In our view, this will do nothing to guarantee the accuracy of the prices. The fact that a figure can be traced to its original source verifies only that it has not been invented. It does not ensure that the price is accurate.
It would clearly be advantageous to recruit the largest possible number of people to provide price data. But casting the net wide does not guarantee that you catch the biggest fish. If they have to be involved in an audit trail, many of the world"s largest steel buyers would decline to participate.
The recent roller-coaster ride in world commodity markets does not bode well for steel futures. Prices for non-ferrous metals have been driven up to record highs by pressures that have less to do with the basics of supply and demand, and more from speculation by investment funds.
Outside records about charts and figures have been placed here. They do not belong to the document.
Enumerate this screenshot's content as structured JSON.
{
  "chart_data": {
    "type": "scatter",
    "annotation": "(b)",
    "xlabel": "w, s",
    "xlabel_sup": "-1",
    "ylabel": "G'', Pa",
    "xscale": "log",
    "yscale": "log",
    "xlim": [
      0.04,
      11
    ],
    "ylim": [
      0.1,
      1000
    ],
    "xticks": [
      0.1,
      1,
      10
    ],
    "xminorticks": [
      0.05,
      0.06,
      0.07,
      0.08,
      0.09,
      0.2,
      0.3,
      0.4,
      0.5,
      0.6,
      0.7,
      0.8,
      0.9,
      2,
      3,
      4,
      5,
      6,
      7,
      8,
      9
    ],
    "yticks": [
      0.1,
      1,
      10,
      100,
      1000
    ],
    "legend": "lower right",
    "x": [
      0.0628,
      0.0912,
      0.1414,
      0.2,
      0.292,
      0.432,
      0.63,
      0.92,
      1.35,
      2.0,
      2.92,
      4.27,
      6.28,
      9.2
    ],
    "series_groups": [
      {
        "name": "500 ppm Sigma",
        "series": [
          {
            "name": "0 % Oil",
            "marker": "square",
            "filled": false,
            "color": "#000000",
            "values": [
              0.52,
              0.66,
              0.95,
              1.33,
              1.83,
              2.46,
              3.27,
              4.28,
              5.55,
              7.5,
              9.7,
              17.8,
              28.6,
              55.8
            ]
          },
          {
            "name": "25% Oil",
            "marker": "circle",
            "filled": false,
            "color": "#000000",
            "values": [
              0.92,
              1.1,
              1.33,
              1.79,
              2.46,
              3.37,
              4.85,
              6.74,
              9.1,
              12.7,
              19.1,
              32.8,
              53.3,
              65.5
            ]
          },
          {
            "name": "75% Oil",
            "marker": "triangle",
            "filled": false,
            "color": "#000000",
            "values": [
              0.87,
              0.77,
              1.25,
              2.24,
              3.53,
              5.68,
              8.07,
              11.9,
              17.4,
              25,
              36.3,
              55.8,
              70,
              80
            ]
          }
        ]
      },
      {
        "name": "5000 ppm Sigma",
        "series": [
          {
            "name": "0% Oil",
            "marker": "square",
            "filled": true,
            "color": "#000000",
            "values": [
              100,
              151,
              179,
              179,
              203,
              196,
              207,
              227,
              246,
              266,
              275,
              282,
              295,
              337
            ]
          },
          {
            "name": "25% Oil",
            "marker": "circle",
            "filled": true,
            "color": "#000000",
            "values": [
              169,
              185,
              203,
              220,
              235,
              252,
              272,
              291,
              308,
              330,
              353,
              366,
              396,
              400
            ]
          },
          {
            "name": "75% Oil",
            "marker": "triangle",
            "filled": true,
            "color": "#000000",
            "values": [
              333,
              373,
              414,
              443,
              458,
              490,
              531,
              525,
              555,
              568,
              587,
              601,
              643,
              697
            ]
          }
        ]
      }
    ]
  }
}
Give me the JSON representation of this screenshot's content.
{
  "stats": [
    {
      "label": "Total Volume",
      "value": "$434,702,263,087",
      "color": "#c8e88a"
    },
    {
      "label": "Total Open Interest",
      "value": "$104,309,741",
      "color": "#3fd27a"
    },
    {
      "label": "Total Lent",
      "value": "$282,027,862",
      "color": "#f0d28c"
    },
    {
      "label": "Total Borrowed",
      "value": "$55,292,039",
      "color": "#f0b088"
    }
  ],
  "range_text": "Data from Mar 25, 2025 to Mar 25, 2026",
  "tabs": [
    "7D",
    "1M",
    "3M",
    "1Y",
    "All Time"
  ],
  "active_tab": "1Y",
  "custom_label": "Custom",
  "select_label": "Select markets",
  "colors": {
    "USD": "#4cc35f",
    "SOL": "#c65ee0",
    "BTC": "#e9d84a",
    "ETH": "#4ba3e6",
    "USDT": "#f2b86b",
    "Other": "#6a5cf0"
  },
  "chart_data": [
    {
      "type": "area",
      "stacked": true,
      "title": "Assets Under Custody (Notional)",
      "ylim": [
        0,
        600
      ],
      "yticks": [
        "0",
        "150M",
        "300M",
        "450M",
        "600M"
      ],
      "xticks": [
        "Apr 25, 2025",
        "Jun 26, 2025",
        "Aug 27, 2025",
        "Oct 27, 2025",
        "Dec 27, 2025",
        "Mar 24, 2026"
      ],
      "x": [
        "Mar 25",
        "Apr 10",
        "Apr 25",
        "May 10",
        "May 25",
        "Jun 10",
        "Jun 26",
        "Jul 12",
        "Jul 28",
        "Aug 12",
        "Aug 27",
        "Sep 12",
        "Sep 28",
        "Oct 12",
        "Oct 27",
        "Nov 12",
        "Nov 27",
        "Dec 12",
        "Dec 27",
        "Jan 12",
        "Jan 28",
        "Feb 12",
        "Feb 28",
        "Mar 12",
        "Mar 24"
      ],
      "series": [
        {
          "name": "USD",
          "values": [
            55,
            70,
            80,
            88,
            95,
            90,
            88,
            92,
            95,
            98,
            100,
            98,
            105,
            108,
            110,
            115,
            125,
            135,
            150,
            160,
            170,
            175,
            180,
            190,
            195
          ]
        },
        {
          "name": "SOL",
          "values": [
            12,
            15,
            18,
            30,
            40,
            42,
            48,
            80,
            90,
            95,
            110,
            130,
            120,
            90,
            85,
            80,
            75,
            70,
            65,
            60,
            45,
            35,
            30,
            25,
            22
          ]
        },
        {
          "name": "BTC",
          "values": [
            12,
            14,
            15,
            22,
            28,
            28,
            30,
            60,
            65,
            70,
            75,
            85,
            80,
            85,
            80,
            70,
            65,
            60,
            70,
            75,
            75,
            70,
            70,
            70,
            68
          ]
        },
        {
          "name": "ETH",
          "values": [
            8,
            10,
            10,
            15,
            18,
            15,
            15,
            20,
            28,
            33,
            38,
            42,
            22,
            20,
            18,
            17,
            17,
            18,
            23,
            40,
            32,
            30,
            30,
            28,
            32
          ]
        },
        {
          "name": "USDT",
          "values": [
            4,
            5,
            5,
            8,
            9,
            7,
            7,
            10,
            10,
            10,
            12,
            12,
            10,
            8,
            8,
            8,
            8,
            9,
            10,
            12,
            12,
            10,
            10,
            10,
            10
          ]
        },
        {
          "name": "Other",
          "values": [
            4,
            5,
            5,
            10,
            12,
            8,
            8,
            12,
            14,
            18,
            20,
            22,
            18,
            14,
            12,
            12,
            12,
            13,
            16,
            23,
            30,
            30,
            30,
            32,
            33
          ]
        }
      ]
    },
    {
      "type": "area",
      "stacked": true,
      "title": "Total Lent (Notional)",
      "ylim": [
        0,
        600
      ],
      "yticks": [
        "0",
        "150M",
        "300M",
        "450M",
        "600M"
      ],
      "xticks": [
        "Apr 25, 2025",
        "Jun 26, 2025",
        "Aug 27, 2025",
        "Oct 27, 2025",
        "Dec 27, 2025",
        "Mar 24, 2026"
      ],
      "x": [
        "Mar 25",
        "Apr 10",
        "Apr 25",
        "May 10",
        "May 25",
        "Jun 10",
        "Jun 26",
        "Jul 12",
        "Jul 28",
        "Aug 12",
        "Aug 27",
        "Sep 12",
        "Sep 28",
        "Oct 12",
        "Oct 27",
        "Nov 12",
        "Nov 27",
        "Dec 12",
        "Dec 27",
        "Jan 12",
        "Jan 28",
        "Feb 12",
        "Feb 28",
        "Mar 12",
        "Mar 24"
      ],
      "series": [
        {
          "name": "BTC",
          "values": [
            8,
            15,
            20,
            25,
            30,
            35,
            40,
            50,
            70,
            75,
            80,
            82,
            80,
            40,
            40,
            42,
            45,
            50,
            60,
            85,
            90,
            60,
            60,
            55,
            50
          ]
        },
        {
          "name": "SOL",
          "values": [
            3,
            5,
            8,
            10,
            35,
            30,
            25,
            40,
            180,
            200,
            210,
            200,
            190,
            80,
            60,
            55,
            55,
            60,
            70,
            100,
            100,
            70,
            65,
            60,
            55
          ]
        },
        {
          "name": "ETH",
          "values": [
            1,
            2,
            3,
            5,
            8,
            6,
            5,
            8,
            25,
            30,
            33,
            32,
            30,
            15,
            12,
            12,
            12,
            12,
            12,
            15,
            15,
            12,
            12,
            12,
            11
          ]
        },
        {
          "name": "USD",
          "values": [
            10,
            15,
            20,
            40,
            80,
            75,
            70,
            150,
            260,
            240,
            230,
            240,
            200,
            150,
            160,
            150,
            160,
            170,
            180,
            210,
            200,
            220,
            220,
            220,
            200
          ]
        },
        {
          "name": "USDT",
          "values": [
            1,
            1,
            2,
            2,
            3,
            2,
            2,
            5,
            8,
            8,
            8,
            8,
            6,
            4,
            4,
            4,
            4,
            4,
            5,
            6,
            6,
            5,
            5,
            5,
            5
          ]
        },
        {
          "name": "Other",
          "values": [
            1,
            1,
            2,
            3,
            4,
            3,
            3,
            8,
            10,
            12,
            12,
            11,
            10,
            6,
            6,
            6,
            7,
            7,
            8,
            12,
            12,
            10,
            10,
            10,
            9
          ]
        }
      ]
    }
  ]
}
In mid-April the inevitable correction took place and metal prices tumbled – for nickel and zinc by as much as 7 percent in a single day. This was attributed purely to "sentiment". Market fundamentals had not changed significantly. The world steel market measures more than 1,000 million tonnes. It would be absurd to have the price of this physical metal determined by dealings between financial speculators who have their own agenda.
Many of our subscribers are using MEPS prices in their contracts. These data do not provide a hedge against future price changes, but they do give a different sort of safeguard. This is a guarantee that people using our prices are no worse off than their competitors. This is a benefit to both buyers and sellers.
In contrast to the verifiable audit trail, MEPS obtains its price information on a confidential basis from contributors who are guaranteed anonymity and – therefore – are more open and honest in what they tell us. We also exchange information about prices and commercial conditions with our contributors – establishing a dialogue with the market. This is important to the accuracy of our price data. In an audit trail, most of the information will flow one way. Focusing the contributors on providing mill prices for a specific grade, in a consistent product form can be an ever present problem without regular dialogue.
Most steel buyers see their skills as understanding market tendencies and assessing the turning points. This gives them the opportunity to have material available for fabrication at times of shortage and minimum stocks when oversupply develops. At the same time, steel mill executives pay close attention to market movements and attempt to adjust output when excess or tight supplies develop. MEPS transaction prices reflect these market fundamentals.
The instability created from speculation by investment funds could make some of these skills null and void and leave both buyers and sellers with a new set of volatile reference prices which bear no relationship to market supply and demand.
Futures trading offers the opportunity to hedge, but this is something that not many steel market participants seem to crave. At a meeting earlier this month, US steel producers and service centres either opposed futures trading or played down its likely significance. Steel futures may be taken up by certain steel mills and a limited number of buyers who currently operate on one year contracts and need to lock in a guaranteed price forward.